Santiago-Hudson says he believes there should be a record for theater kids to hear and understand the style. "Kids are always asking, 'How do you do this August Wilson?,' " he explains in a telephone interview. Although he had dreamed of doing all 10 plays on DVD, meetings with Etwaroo convinced him that radio plays made good sense.
"You can close your eyes and you can see all the actors dancing across the stage," he imagines. "Of course, they're going to be just sitting down with very little movement." The movement is in the storytelling and the words -- what Santiago-Hudson calls "a world of words ... the beautiful and melodic language."
Wilson and his magnificent ear created highflying monologues with the special rhythm of jazz. He also gave life to characters who had never spoken on the stage and gave work to countless actors who had never before had the chance to create such rich, fully formed parts of American life.

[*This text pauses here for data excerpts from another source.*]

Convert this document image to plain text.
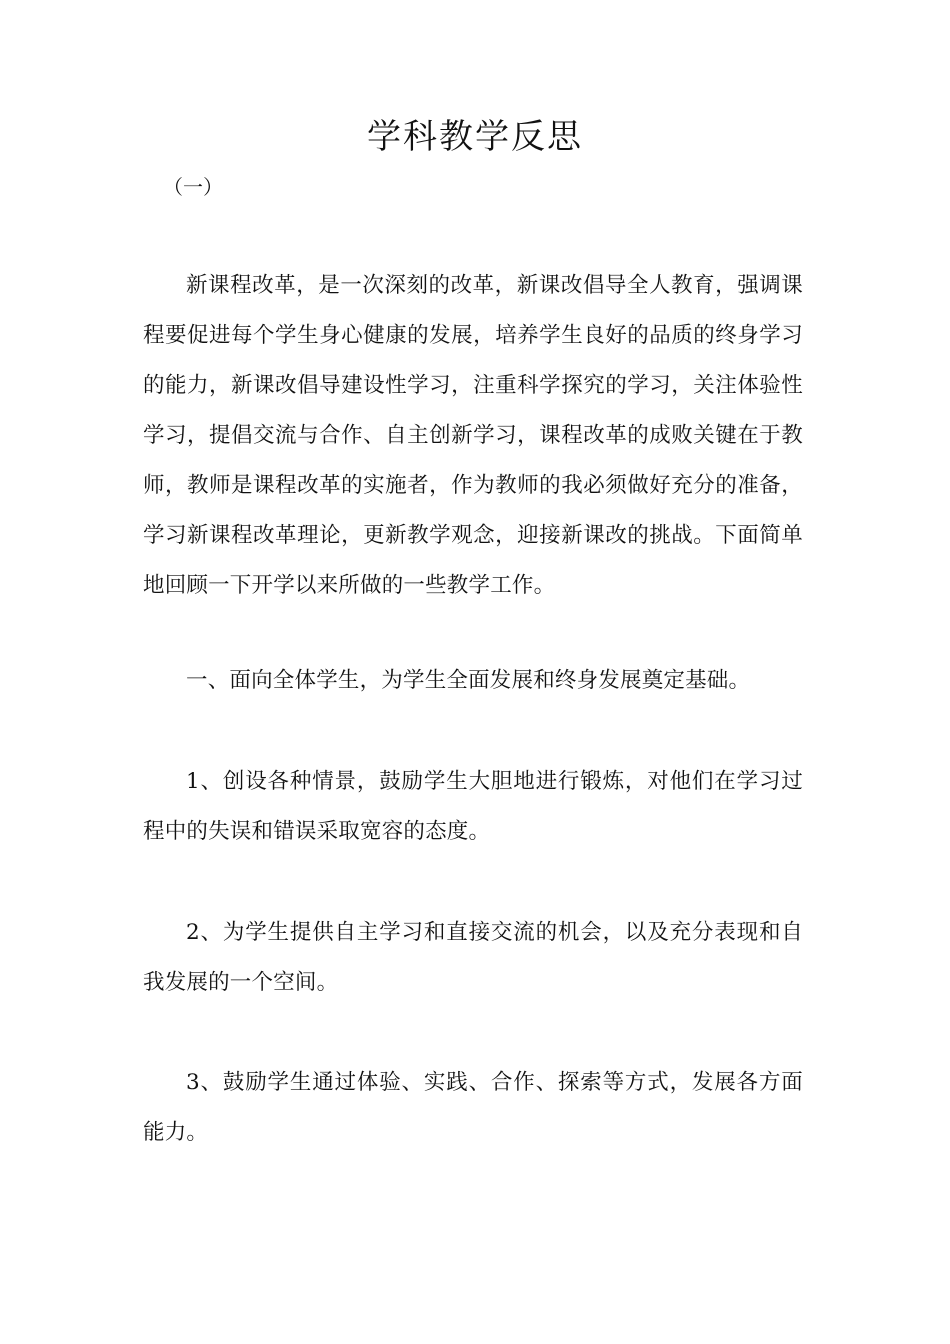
学科教学反思

（一）

新课程改革，是一次深刻的改革，新课改倡导全人教育，强调课程要促进每个学生身心健康的发展，培养学生良好的品质的终身学习的能力，新课改倡导建设性学习，注重科学探究的学习，关注体验性学习，提倡交流与合作、自主创新学习，课程改革的成败关键在于教师，教师是课程改革的实施者，作为教师的我必须做好充分的准备，学习新课程改革理论，更新教学观念，迎接新课改的挑战。下面简单地回顾一下开学以来所做的一些教学工作。

一、面向全体学生，为学生全面发展和终身发展奠定基础。

1、创设各种情景，鼓励学生大胆地进行锻炼，对他们在学习过程中的失误和错误采取宽容的态度。

2、为学生提供自主学习和直接交流的机会，以及充分表现和自我发展的一个空间。

3、鼓励学生通过体验、实践、合作、探索等方式，发展各方面能力。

Over the years, the actors could be recognized as a kind of a loosely organized company, experts who let us luxuriate in the special music of his conversations and characters so real they made us wonder how they were doing when we weren't watching.
Etwaroo is touched how the tapings also promise a kind of "reunion. It's humbling to watch the artistic team pull this together, working together with hundreds of people."
Santiago-Hudson directs the opening "Ma Rainey's Black Bottom" (with a live band) Monday, plus "The Piano Lesson" and the one he yearns to get to Broadway, "Jitney." "That's my goal," he says, "It's the only one that never was on Broadway. ... I want to accomplish that before I can move on to adopt another writer." He also will repeat his Tony-winning portrayal of Canewell in "Seven Guitars."
He doesn't underemphasize the trickiness of the casting. "Some are doing roles they did before, others are doing roles they didn't create. Some people are questioning why they aren't doing this or that role. There was some switching around," he admits. "But 98 percent of the actors said yes before I could even finish the invitation."
Some of the actors have moved away. Some are still here. "People have to make a living in the theater," he says without having to mention the scarcity of roles this rich for black actors. Some are professors, teachers, doing TV or films. They're spread out. ... We lost a lot of the August Wilson family."
When they get here, they will have one day to rehearse. "But people who love August can put the scripts in their hands and the words just leap from their mouths," he says. There will be one tech rehearsal and one dress rehearsal (which will be attended by students involved in Greene Space's audio-theater project with New York City high schools).
Seven evenings when there are no tapings will have talks about Wilson's themes, including "Wilson's women," "Bringing black works to Broadway" and "religion, spirituality and Africa."
Etwaroo talks about the "deep dive" that Wilson took into stories that are "both personal and universal." I think about all the unforgettable residents in his vast yet intimate creations that had the feel of chapters in a book we dreaded ever having to finish. How wonderful to be able to get back to them again.